“What passes for hip cynical transcendence of sentiment is really some kind of fear of being really human, since to be really human is probably to be unavoidably sentimental and naive and goo-prone and generally pathetic.” — David Foster Wallace
I’ve heard it said before that each poet has a primary emotion from which they write. Mary Oliver would be characterized as relief, while Richard Siken would be panic. I wondered what feeling I write from. It certainly isn’t happiness.
The nature of happiness is fleeting. The moment I realize I’m happy is the exact same moment it starts to leave me. I’ve learned over my life not to look at it too closely. I’ve come to believe that if I don’t, it might stay a little longer.
Happiness is a wallflower.
But this, I think, contributes to me assigning more weight to those feelings that are less comfortable—sadness, melancholy, confusion, hopelessness. This letter is at least in part an attempt to balance the scale.
I was helping a friend recently with a project. He was performing a wedding and wanted to read a love poem at the ceremony, and asked me to help him find one. I was happy for the challenge, and distraction. While sifting through my collection, however, I realized I do not read many love poems. There are a few exceptions, of course—Frank O’Hara’s “Having a Coke With You” is probably the greatest love poem ever written—but my shelves are not filled with poems professing love.
When I told my friend this, he wanted to know why.
‘I think I just have an affinity for the sad stuff more than I do the happy stuff,’ I wrote. ‘It’s like how I don’t really write about happy things. I don’t feel the need to because I’m just busy being happy. I do write the sad stuff because I need to decipher it; to get through it.’
He said it was one of the best arguments he’s heard for the theory that the natural state of human beings is to be happy.
But I was at least a little wrong. It’s not that I have a greater affinity for the melancholy, though I am a sucker for it. It’s that I have such an affinity for the happy that I don’t want to jinx it. Writing about it, acknowledging it, will make it disappear. I don’t know how to keep it, and more than anything I wish we could keep it.
What is left in mystery, buried underneath, is often more important than what we give voice to.
“What an odd thing a diary is: the things you omit are more important than those you put in.” — Simone de Beauvoir
This is how you know that happiness is the essential feeling. We’re afraid we’ll lose it by speaking it out loud. The older I get, the more life I live, the more I find that I love. Maybe I’m just desperate for something good, maybe I’m turning soft, maybe I’m finally tearing down a few walls I built, but I am getting better at recognizing when I’m happy. I’m getting better at not panicking when happiness inevitably leaves again.

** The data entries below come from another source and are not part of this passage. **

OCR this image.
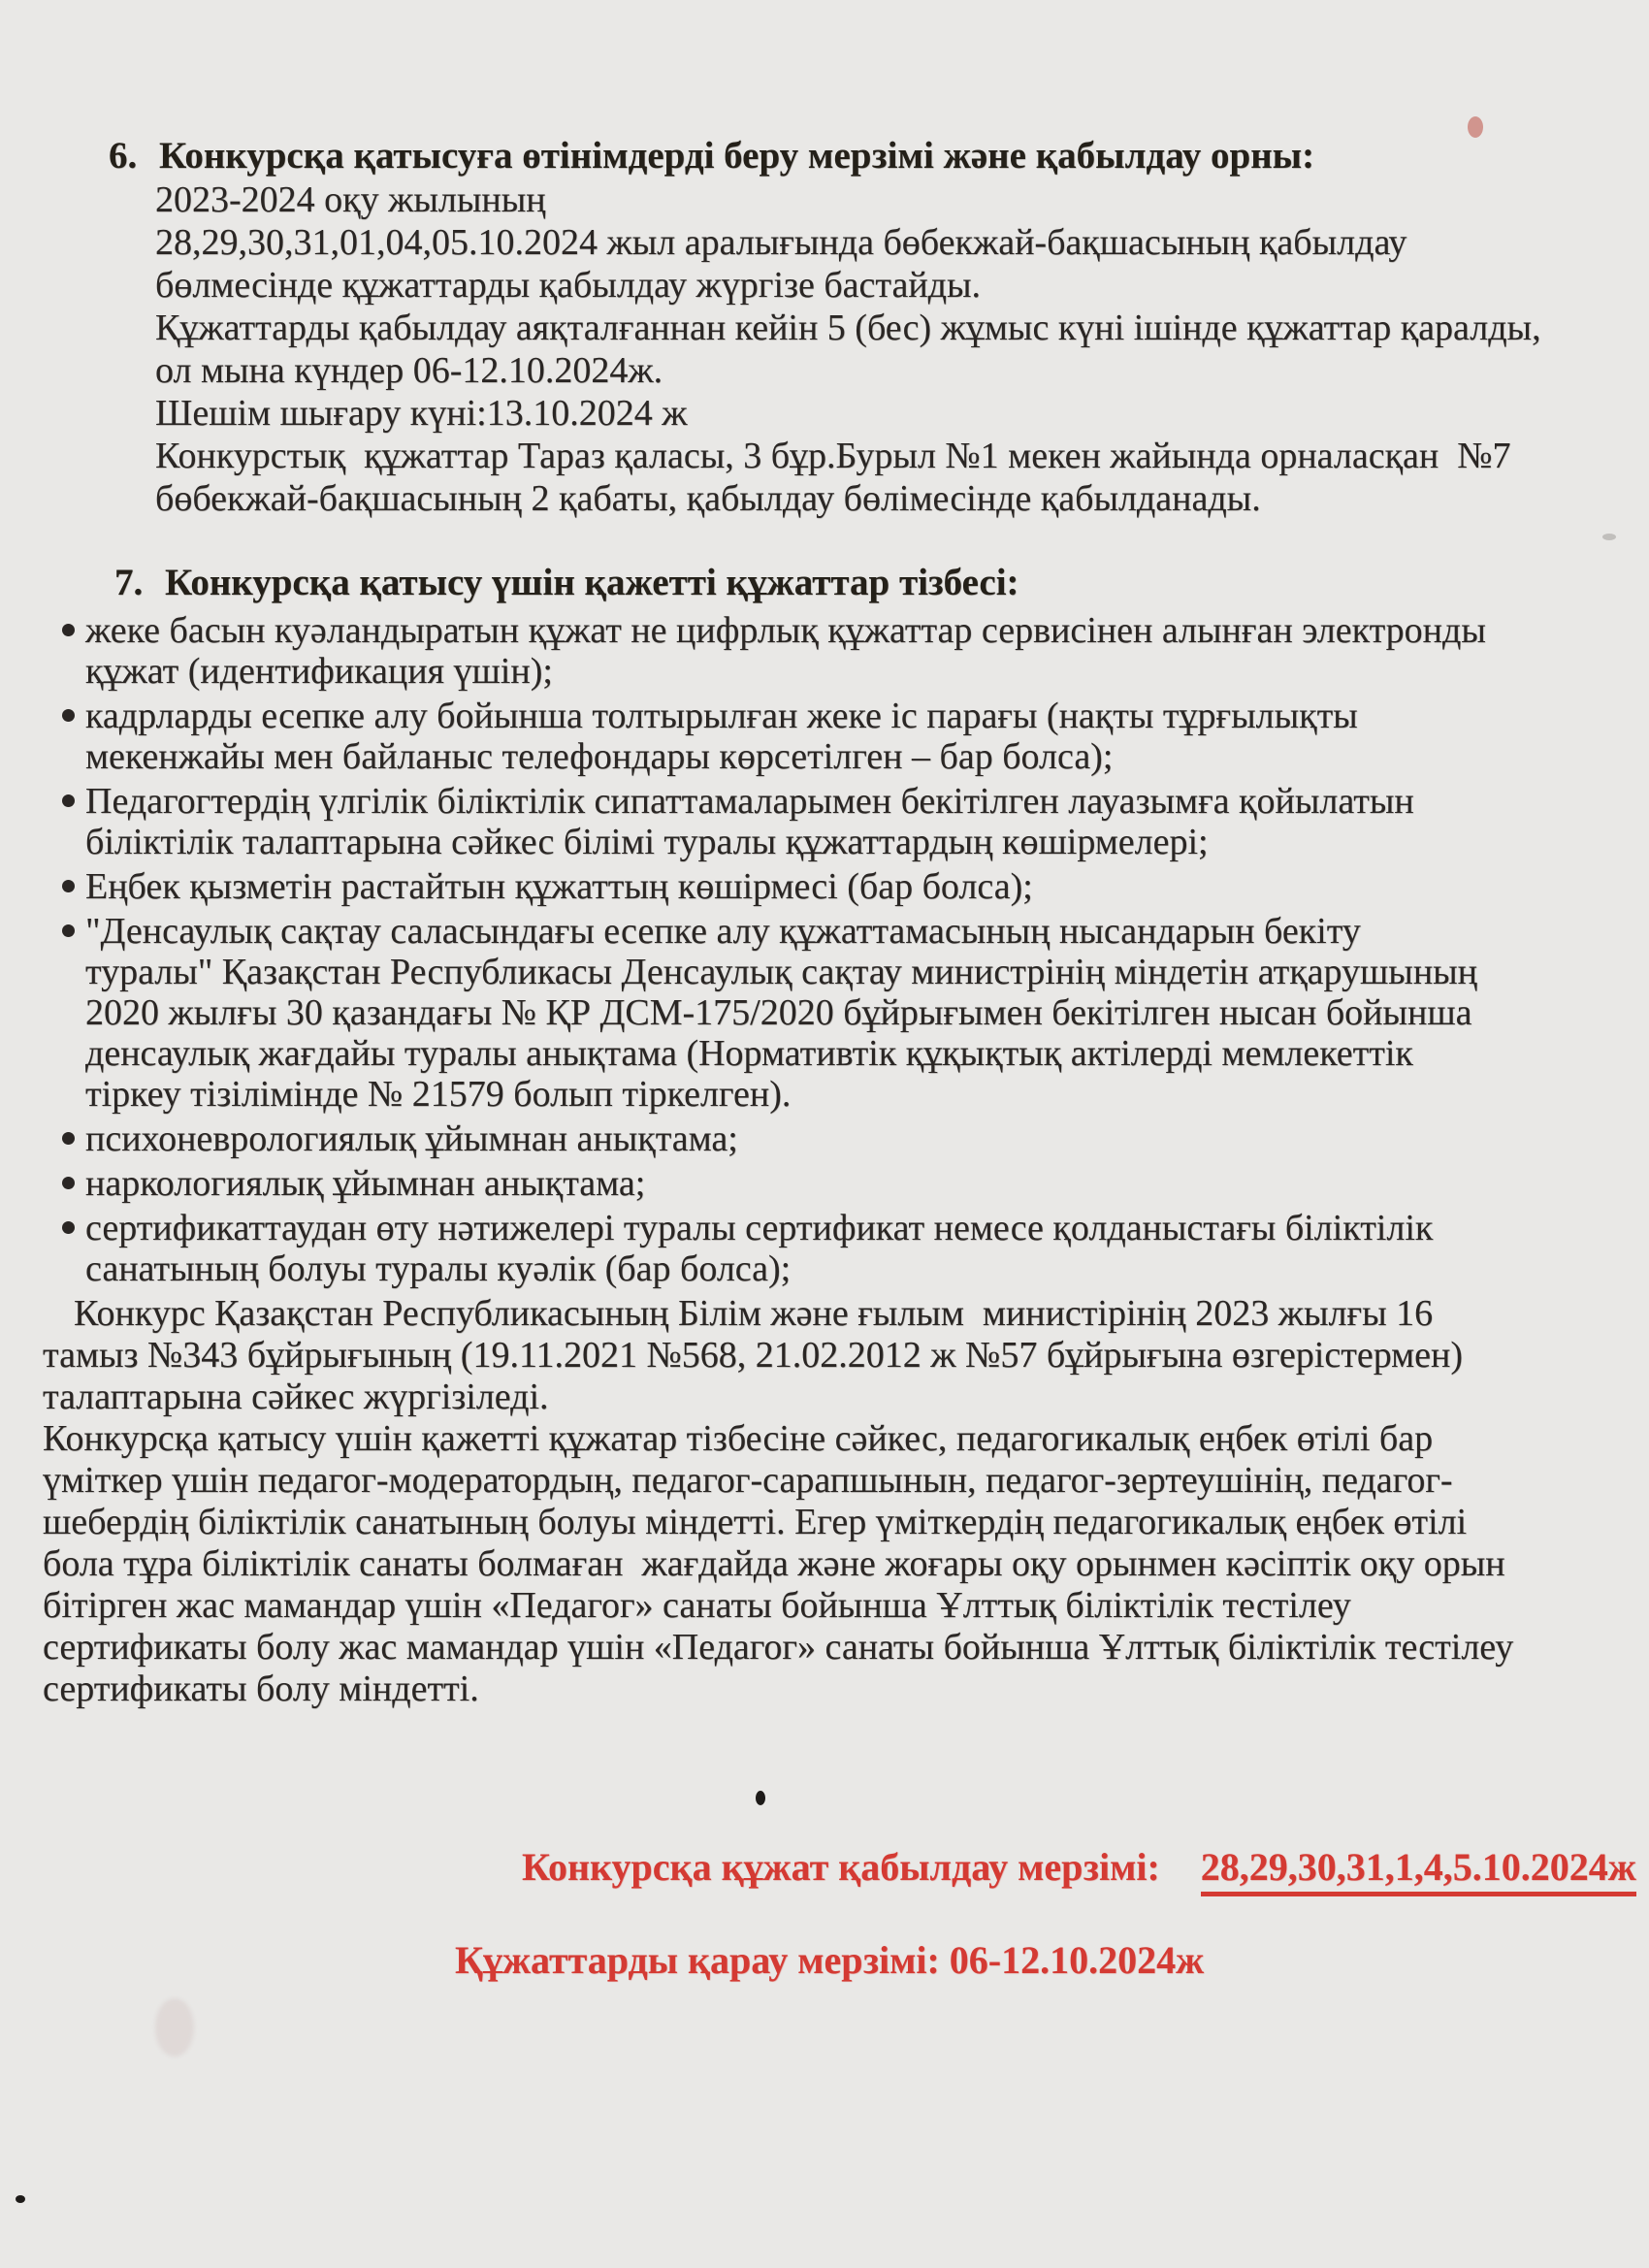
6. Конкурсқа қатысуға өтінімдерді беру мерзімі және қабылдау орны:
2023-2024 оқу жылының
28,29,30,31,01,04,05.10.2024 жыл аралығында бөбекжай-бақшасының қабылдау
бөлмесінде құжаттарды қабылдау жүргізе бастайды.
Құжаттарды қабылдау аяқталғаннан кейін 5 (бес) жұмыс күні ішінде құжаттар қаралды,
ол мына күндер 06-12.10.2024ж.
Шешім шығару күні:13.10.2024 ж
Конкурстық  құжаттар Тараз қаласы, 3 бұр.Бурыл №1 мекен жайында орналасқан  №7
бөбекжай-бақшасының 2 қабаты, қабылдау бөлімесінде қабылданады.
7. Конкурсқа қатысу үшін қажетті құжаттар тізбесі:
жеке басын куәландыратын құжат не цифрлық құжаттар сервисінен алынған электронды
құжат (идентификация үшін);
кадрларды есепке алу бойынша толтырылған жеке іс парағы (нақты тұрғылықты
мекенжайы мен байланыс телефондары көрсетілген – бар болса);
Педагогтердің үлгілік біліктілік сипаттамаларымен бекітілген лауазымға қойылатын
біліктілік талаптарына сәйкес білімі туралы құжаттардың көшірмелері;
Еңбек қызметін растайтын құжаттың көшірмесі (бар болса);
"Денсаулық сақтау саласындағы есепке алу құжаттамасының нысандарын бекіту
туралы" Қазақстан Республикасы Денсаулық сақтау министрінің міндетін атқарушының
2020 жылғы 30 қазандағы № ҚР ДСМ-175/2020 бұйрығымен бекітілген нысан бойынша
денсаулық жағдайы туралы анықтама (Нормативтік құқықтық актілерді мемлекеттік
тіркеу тізілімінде № 21579 болып тіркелген).
психоневрологиялық ұйымнан анықтама;
наркологиялық ұйымнан анықтама;
сертификаттаудан өту нәтижелері туралы сертификат немесе қолданыстағы біліктілік
санатының болуы туралы куәлік (бар болса);
Конкурс Қазақстан Республикасының Білім және ғылым  министірінің 2023 жылғы 16
тамыз №343 бұйрығының (19.11.2021 №568, 21.02.2012 ж №57 бұйрығына өзгерістермен)
талаптарына сәйкес жүргізіледі.
Конкурсқа қатысу үшін қажетті құжатар тізбесіне сәйкес, педагогикалық еңбек өтілі бар
үміткер үшін педагог-модератордың, педагог-сарапшынын, педагог-зертеушінің, педагог-
шебердің біліктілік санатының болуы міндетті. Егер үміткердің педагогикалық еңбек өтілі
бола тұра біліктілік санаты болмаған  жағдайда және жоғары оқу орынмен кәсіптік оқу орын
бітірген жас мамандар үшін «Педагог» санаты бойынша Ұлттық біліктілік тестілеу
сертификаты болу жас мамандар үшін «Педагог» санаты бойынша Ұлттық біліктілік тестілеу
сертификаты болу міндетті.

Конкурсқа құжат қабылдау мерзімі: 28,29,30,31,1,4,5.10.2024ж

Құжаттарды қарау мерзімі: 06-12.10.2024ж
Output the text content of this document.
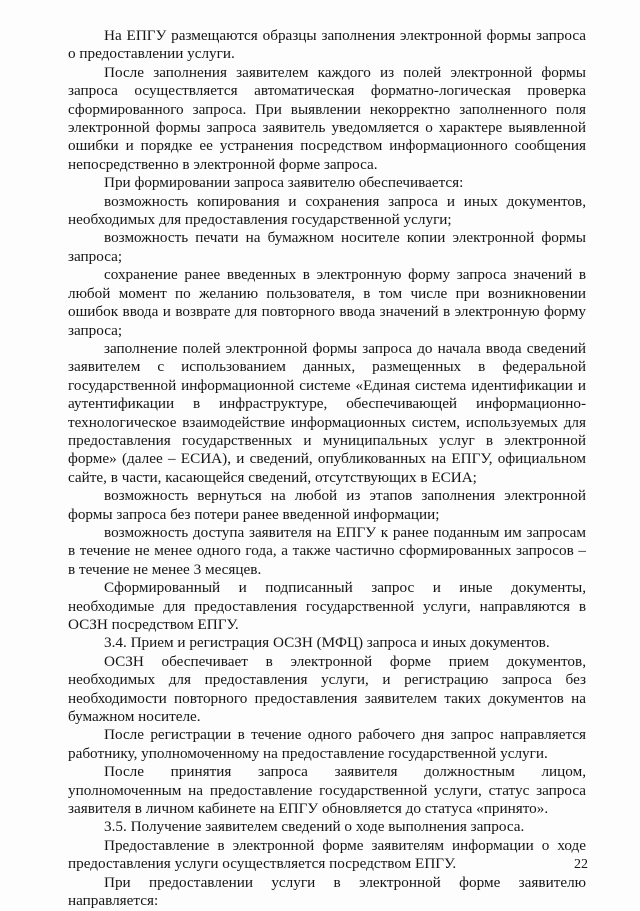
На ЕПГУ размещаются образцы заполнения электронной формы запроса о предоставлении услуги.

После заполнения заявителем каждого из полей электронной формы запроса осуществляется автоматическая форматно-логическая проверка сформированного запроса. При выявлении некорректно заполненного поля электронной формы запроса заявитель уведомляется о характере выявленной ошибки и порядке ее устранения посредством информационного сообщения непосредственно в электронной форме запроса.

При формировании запроса заявителю обеспечивается:

возможность копирования и сохранения запроса и иных документов, необходимых для предоставления государственной услуги;

возможность печати на бумажном носителе копии электронной формы запроса;

сохранение ранее введенных в электронную форму запроса значений в любой момент по желанию пользователя, в том числе при возникновении ошибок ввода и возврате для повторного ввода значений в электронную форму запроса;

заполнение полей электронной формы запроса до начала ввода сведений заявителем с использованием данных, размещенных в федеральной государственной информационной системе «Единая система идентификации и аутентификации в инфраструктуре, обеспечивающей информационно-технологическое взаимодействие информационных систем, используемых для предоставления государственных и муниципальных услуг в электронной форме» (далее – ЕСИА), и сведений, опубликованных на ЕПГУ, официальном сайте, в части, касающейся сведений, отсутствующих в ЕСИА;

возможность вернуться на любой из этапов заполнения электронной формы запроса без потери ранее введенной информации;

возможность доступа заявителя на ЕПГУ к ранее поданным им запросам в течение не менее одного года, а также частично сформированных запросов – в течение не менее 3 месяцев.

Сформированный и подписанный запрос и иные документы, необходимые для предоставления государственной услуги, направляются в ОСЗН посредством ЕПГУ.

3.4. Прием и регистрация ОСЗН (МФЦ) запроса и иных документов.

ОСЗН обеспечивает в электронной форме прием документов, необходимых для предоставления услуги, и регистрацию запроса без необходимости повторного предоставления заявителем таких документов на бумажном носителе.

После регистрации в течение одного рабочего дня запрос направляется работнику, уполномоченному на предоставление государственной услуги.

После принятия запроса заявителя должностным лицом, уполномоченным на предоставление государственной услуги, статус запроса заявителя в личном кабинете на ЕПГУ обновляется до статуса «принято».

3.5. Получение заявителем сведений о ходе выполнения запроса.

Предоставление в электронной форме заявителям информации о ходе предоставления услуги осуществляется посредством ЕПГУ.

При предоставлении услуги в электронной форме заявителю направляется:

22
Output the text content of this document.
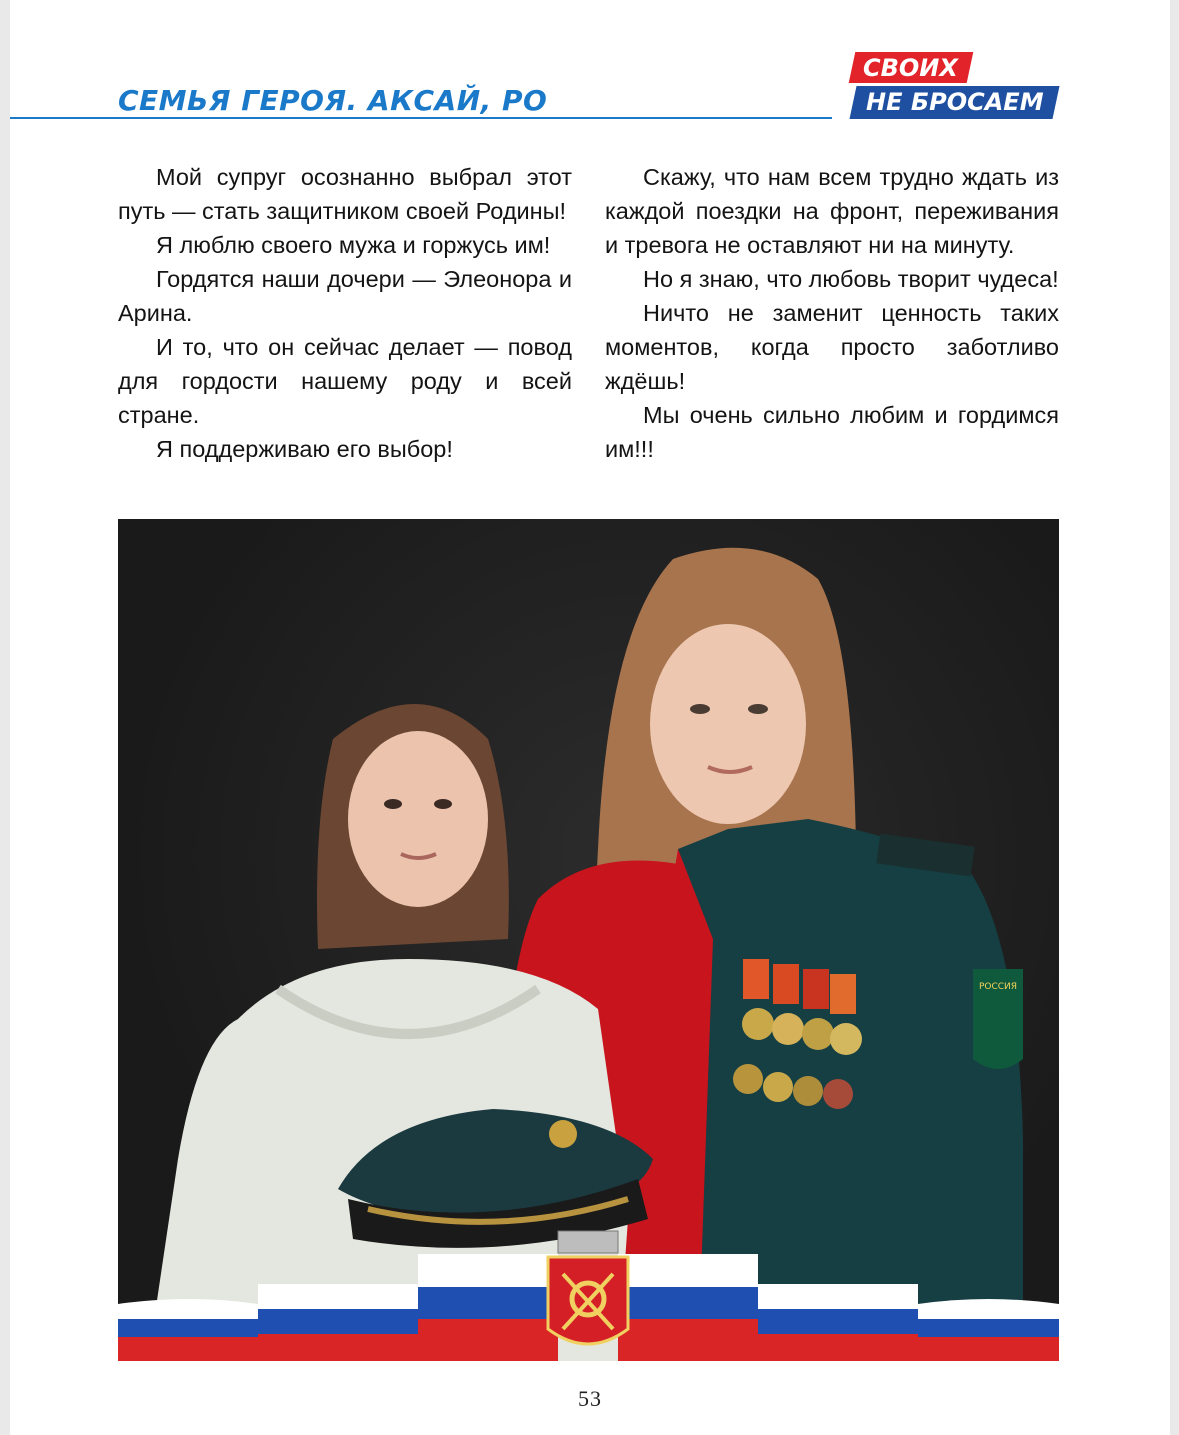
СЕМЬЯ ГЕРОЯ. АКСАЙ, РО
СВОИХ
НЕ БРОСАЕМ

Мой супруг осознанно выбрал этот путь — стать защитником своей Родины!

Я люблю своего мужа и горжусь им!

Гордятся наши дочери — Элеонора и Арина.

И то, что он сейчас делает — повод для гордости нашему роду и всей стране.

Я поддерживаю его выбор!

Скажу, что нам всем трудно ждать из каждой поездки на фронт, переживания и тревога не оставляют ни на минуту.

Но я знаю, что любовь творит чудеса!

Ничто не заменит ценность таких моментов, когда просто заботливо ждёшь!

Мы очень сильно любим и гордимся им!!!

РОССИЯ
53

Life is cyclical. Love is cyclical. Happiness is cyclical.
The most vulnerable of emotions is not sadness or hurt or fear. The most vulnerable we are as human beings is when we’re letting another person in on our happiness. It’s scary because happiness can (and will) be ripped away from us. To not be forthright when we’re happy is a disservice to happiness though. Keeping it to ourselves doesn’t do it justice. Our feelings demand that we give credit where credit is due.
So let it come and let it go. And let it come again.
I can’t tell you what happiness is, or even what it isn’t. All I know is that when it comes to me I don’t want to waste my time writing about it. I want to simply be it. So if you’ll allow me one moment of being earnest, and maybe a bit pathetic, I want to tell you that I am, in the midst of everything, happy.